When thought is being given to replacing cracked and settled slabs on ground, repair by slabjacking should be considered. Slabjacking has many advantages: It is almost always faster and usually less costly than replacement; a slabjacking program can be planned in a way that minimizes interference with other activities; slabjacking work can be readily done at night or other off-hour times; the grout can be pumped several hundred feet, and access for large equipment is not needed; the surface texture and appearance remain the same, unlike the surface of slabs repaired by other methods. The method involves drilling holes through the concrete surface and injecting cementitious grout to fill any underslab voids and raise the section to the desired grade. The procedure can be used to raise virtually any rigid pavement.
There are some limitations. Unless special procedures are used for drilling the injection holes, they will be visible. Any cracks or other deficiencies that existed before will remain. Properly executed slabjacking will not create new cracks, but hardly visible existing cracks may tend to open.

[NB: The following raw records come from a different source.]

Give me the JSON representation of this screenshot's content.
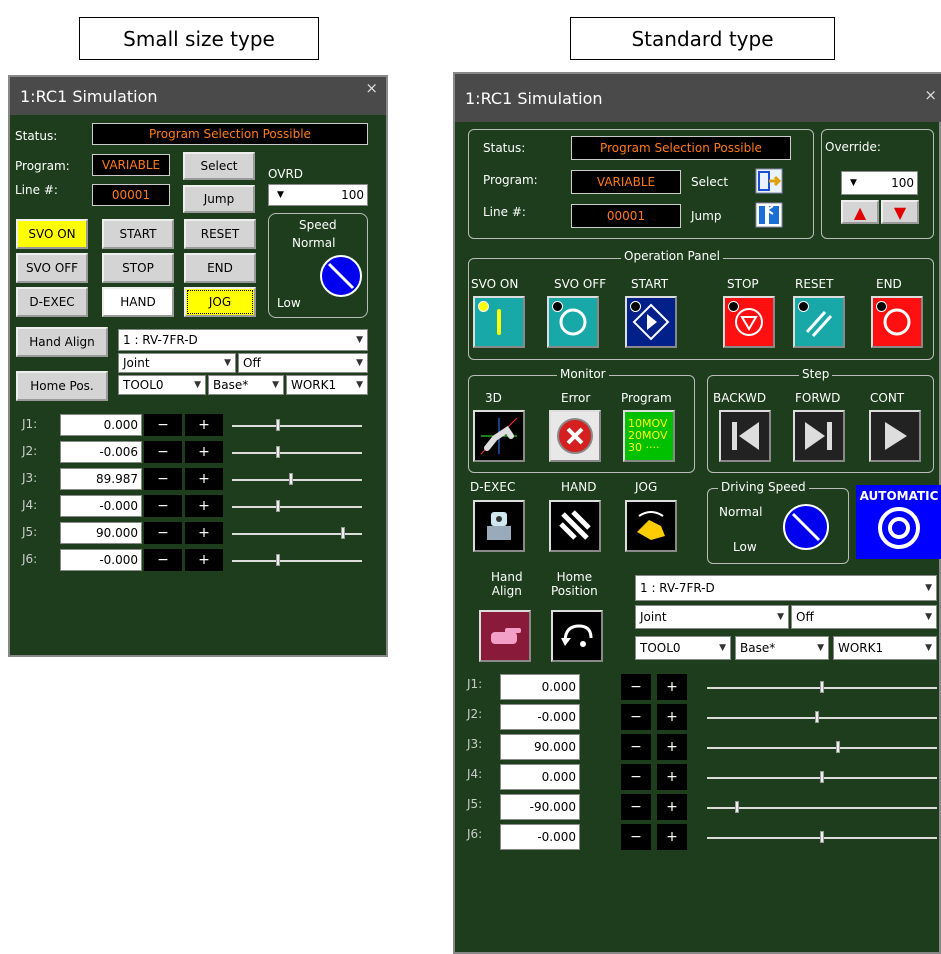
{
  "captions": {
    "small": "Small size type",
    "standard": "Standard type"
  },
  "small": {
    "title": "1:RC1  Simulation",
    "close": "×",
    "status_label": "Status:",
    "status_value": "Program Selection Possible",
    "program_label": "Program:",
    "program_value": "VARIABLE",
    "line_label": "Line #:",
    "line_value": "00001",
    "select_btn": "Select",
    "jump_btn": "Jump",
    "ovrd_label": "OVRD",
    "ovrd_value": "100",
    "speed_label": "Speed",
    "speed_normal": "Normal",
    "speed_low": "Low",
    "buttons": {
      "svo_on": "SVO ON",
      "start": "START",
      "reset": "RESET",
      "svo_off": "SVO OFF",
      "stop": "STOP",
      "end": "END",
      "dexec": "D-EXEC",
      "hand": "HAND",
      "jog": "JOG"
    },
    "hand_align": "Hand Align",
    "home_pos": "Home Pos.",
    "robot": "1 : RV-7FR-D",
    "jog_mode": "Joint",
    "off": "Off",
    "tool": "TOOL0",
    "base": "Base*",
    "work": "WORK1",
    "joints": [
      {
        "name": "J1:",
        "value": "0.000",
        "pos": 0.35
      },
      {
        "name": "J2:",
        "value": "-0.006",
        "pos": 0.35
      },
      {
        "name": "J3:",
        "value": "89.987",
        "pos": 0.45
      },
      {
        "name": "J4:",
        "value": "-0.000",
        "pos": 0.35
      },
      {
        "name": "J5:",
        "value": "90.000",
        "pos": 0.85
      },
      {
        "name": "J6:",
        "value": "-0.000",
        "pos": 0.35
      }
    ],
    "minus": "−",
    "plus": "+"
  },
  "standard": {
    "title": "1:RC1  Simulation",
    "close": "×",
    "status_label": "Status:",
    "status_value": "Program Selection Possible",
    "program_label": "Program:",
    "program_value": "VARIABLE",
    "line_label": "Line #:",
    "line_value": "00001",
    "select_label": "Select",
    "jump_label": "Jump",
    "override_label": "Override:",
    "override_value": "100",
    "operation_panel": "Operation Panel",
    "ops": {
      "svo_on": "SVO ON",
      "svo_off": "SVO OFF",
      "start": "START",
      "stop": "STOP",
      "reset": "RESET",
      "end": "END"
    },
    "monitor": "Monitor",
    "mon": {
      "d3": "3D",
      "error": "Error",
      "program": "Program"
    },
    "program_icon_lines": [
      "10MOV",
      "20MOV",
      "30 ····"
    ],
    "step": "Step",
    "steps": {
      "backwd": "BACKWD",
      "forwd": "FORWD",
      "cont": "CONT"
    },
    "dexec": "D-EXEC",
    "hand": "HAND",
    "jog": "JOG",
    "driving_speed": "Driving Speed",
    "speed_normal": "Normal",
    "speed_low": "Low",
    "automatic": "AUTOMATIC",
    "hand_align": [
      "Hand",
      "Align"
    ],
    "home_position": [
      "Home",
      "Position"
    ],
    "robot": "1 : RV-7FR-D",
    "jog_mode": "Joint",
    "off": "Off",
    "tool": "TOOL0",
    "base": "Base*",
    "work": "WORK1",
    "joints": [
      {
        "name": "J1:",
        "value": "0.000",
        "pos": 0.5
      },
      {
        "name": "J2:",
        "value": "-0.000",
        "pos": 0.48
      },
      {
        "name": "J3:",
        "value": "90.000",
        "pos": 0.57
      },
      {
        "name": "J4:",
        "value": "0.000",
        "pos": 0.5
      },
      {
        "name": "J5:",
        "value": "-90.000",
        "pos": 0.13
      },
      {
        "name": "J6:",
        "value": "-0.000",
        "pos": 0.5
      }
    ],
    "minus": "−",
    "plus": "+"
  },
  "colors": {
    "panel_bg": "#1d3d1d",
    "status_text": "#ff7a1a",
    "yellow": "#ffff00",
    "automatic_bg": "#0000ff"
  }
}
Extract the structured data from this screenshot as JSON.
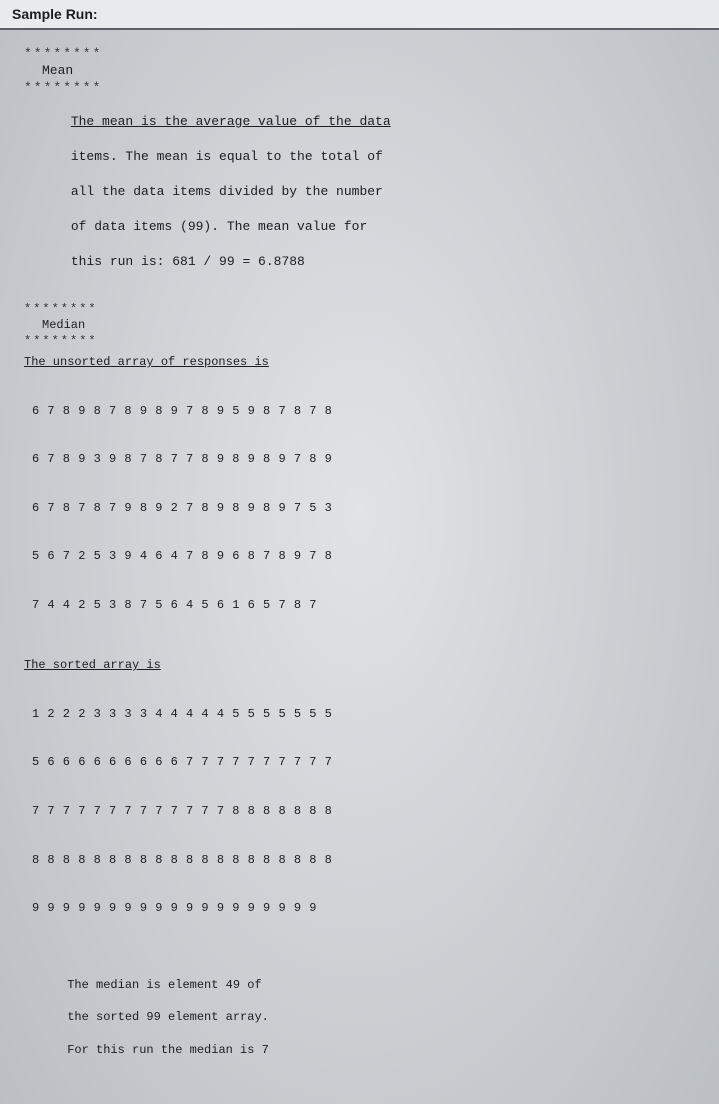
{
  "header_title": "Sample Run:",
  "separator": "********",
  "mean": {
    "title": "Mean",
    "para_lines": [
      "The mean is the average value of the data",
      "items. The mean is equal to the total of",
      "all the data items divided by the number",
      "of data items (99). The mean value for",
      "this run is: 681 / 99 = 6.8788"
    ]
  },
  "median": {
    "title": "Median",
    "unsorted_label": "The unsorted array of responses is",
    "unsorted_rows": [
      "6 7 8 9 8 7 8 9 8 9 7 8 9 5 9 8 7 8 7 8",
      "6 7 8 9 3 9 8 7 8 7 7 8 9 8 9 8 9 7 8 9",
      "6 7 8 7 8 7 9 8 9 2 7 8 9 8 9 8 9 7 5 3",
      "5 6 7 2 5 3 9 4 6 4 7 8 9 6 8 7 8 9 7 8",
      "7 4 4 2 5 3 8 7 5 6 4 5 6 1 6 5 7 8 7"
    ],
    "sorted_label": "The sorted array is",
    "sorted_rows": [
      "1 2 2 2 3 3 3 3 4 4 4 4 4 5 5 5 5 5 5 5",
      "5 6 6 6 6 6 6 6 6 6 7 7 7 7 7 7 7 7 7 7",
      "7 7 7 7 7 7 7 7 7 7 7 7 7 8 8 8 8 8 8 8",
      "8 8 8 8 8 8 8 8 8 8 8 8 8 8 8 8 8 8 8 8",
      "9 9 9 9 9 9 9 9 9 9 9 9 9 9 9 9 9 9 9"
    ],
    "conclusion_lines": [
      "The median is element 49 of",
      "the sorted 99 element array.",
      "For this run the median is 7"
    ]
  }
}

The exact layout and spacing of the injection holes will depend on the thickness, condition and configuration of the slab. They normally will be placed in a staggered pattern with a spacing of 5 to 8 feet. Peripheral holes are usually located 1.5 to 2 feet from the slab edge. Holes that come within a few feet of existing cracks or joints are often adjusted to fall immediately adjacent to them. Such holes are favored for the actual lifting as the presence of the existing relief tends to cause fewer new cracks from lifting forces. Lifting is always started at the point of greatest settlement. It is usually done about 1/4 inch at a time at any given location. It is always started at the lowest point. Injection is changed frequently from one point to another so that no location leads another by more than about 1/4 inch.